You (the administrator) can remove a Category Security Group only if no authoring flows or categories are associated with the Category Security Group. Removing a Category Security Group does not affect the categories within the group. That is, removing a Category Security Group does not remove any categories. However, if you have associated any categories with the Category Security Group, you must disassociate them from the Category Security Group.

Also, when you remove a Category Security Group, the Responsibility that you had associated with the Category Security Group no longer applies to that Category Security Group. When anyone with that formerly associated Responsibility attempt to log on to Oracle Knowledge Management, an error message appears.

The following procedures describe how to:

• Disassociate categories from a Category Security Group.

• Delete a Category Security Group.

Navigation

Setup > Security > Category Groups

Steps

The Category Security Groups page displays a list of Category Security Groups.

1. On the row of the Category Security Group that you want to update, click the Update icon.

   The Update Category Security Group page appears.

2. On each row where a category appears, click the Remove icon.

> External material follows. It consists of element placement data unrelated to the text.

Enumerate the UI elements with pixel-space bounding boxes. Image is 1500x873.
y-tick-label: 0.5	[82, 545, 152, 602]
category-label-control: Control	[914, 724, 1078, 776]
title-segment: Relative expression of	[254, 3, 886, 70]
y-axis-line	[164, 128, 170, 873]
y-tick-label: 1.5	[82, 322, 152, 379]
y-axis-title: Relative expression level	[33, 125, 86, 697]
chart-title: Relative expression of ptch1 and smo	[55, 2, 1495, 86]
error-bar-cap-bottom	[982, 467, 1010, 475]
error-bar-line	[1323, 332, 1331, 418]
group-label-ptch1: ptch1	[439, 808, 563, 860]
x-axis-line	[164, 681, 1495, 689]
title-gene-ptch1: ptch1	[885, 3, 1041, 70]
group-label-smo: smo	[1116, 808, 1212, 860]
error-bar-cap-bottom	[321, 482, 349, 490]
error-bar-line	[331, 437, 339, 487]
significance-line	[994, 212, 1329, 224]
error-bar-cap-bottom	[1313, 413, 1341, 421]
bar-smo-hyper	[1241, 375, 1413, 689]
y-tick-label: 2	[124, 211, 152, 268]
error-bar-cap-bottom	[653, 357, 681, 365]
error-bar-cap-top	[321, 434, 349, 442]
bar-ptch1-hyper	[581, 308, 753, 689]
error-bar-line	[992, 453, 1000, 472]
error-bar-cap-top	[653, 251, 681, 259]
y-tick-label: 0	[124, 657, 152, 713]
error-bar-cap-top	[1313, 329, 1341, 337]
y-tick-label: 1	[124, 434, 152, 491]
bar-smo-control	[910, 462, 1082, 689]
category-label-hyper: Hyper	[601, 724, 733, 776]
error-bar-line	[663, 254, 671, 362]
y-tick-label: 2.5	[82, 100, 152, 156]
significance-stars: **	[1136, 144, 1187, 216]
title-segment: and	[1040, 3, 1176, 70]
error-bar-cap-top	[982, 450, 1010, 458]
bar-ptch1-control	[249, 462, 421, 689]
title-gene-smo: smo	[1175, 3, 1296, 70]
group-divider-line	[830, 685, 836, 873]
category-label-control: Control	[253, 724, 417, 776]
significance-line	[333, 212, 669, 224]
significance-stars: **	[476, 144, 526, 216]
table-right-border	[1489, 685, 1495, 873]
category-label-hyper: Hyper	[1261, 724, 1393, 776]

   The category disappears. You must remove every category before you can delete the Category Security Group.

3. After you have removed all categories from the list, click the Apply button.

   The Category Security Groups page appears.

4. On the row that lists the flow that you want to delete, click the Delete icon.

   A confirmation messages asks you to if you are sure that you want to delete the Category Security Group.

5. Click the Yes button.

   Note: If you had associated the deleted Category Security Group with a Responsibility, those users with that Responsibility will receive an error message when they try to log on. You should consider assigning another Category Security Group with that Responsibility.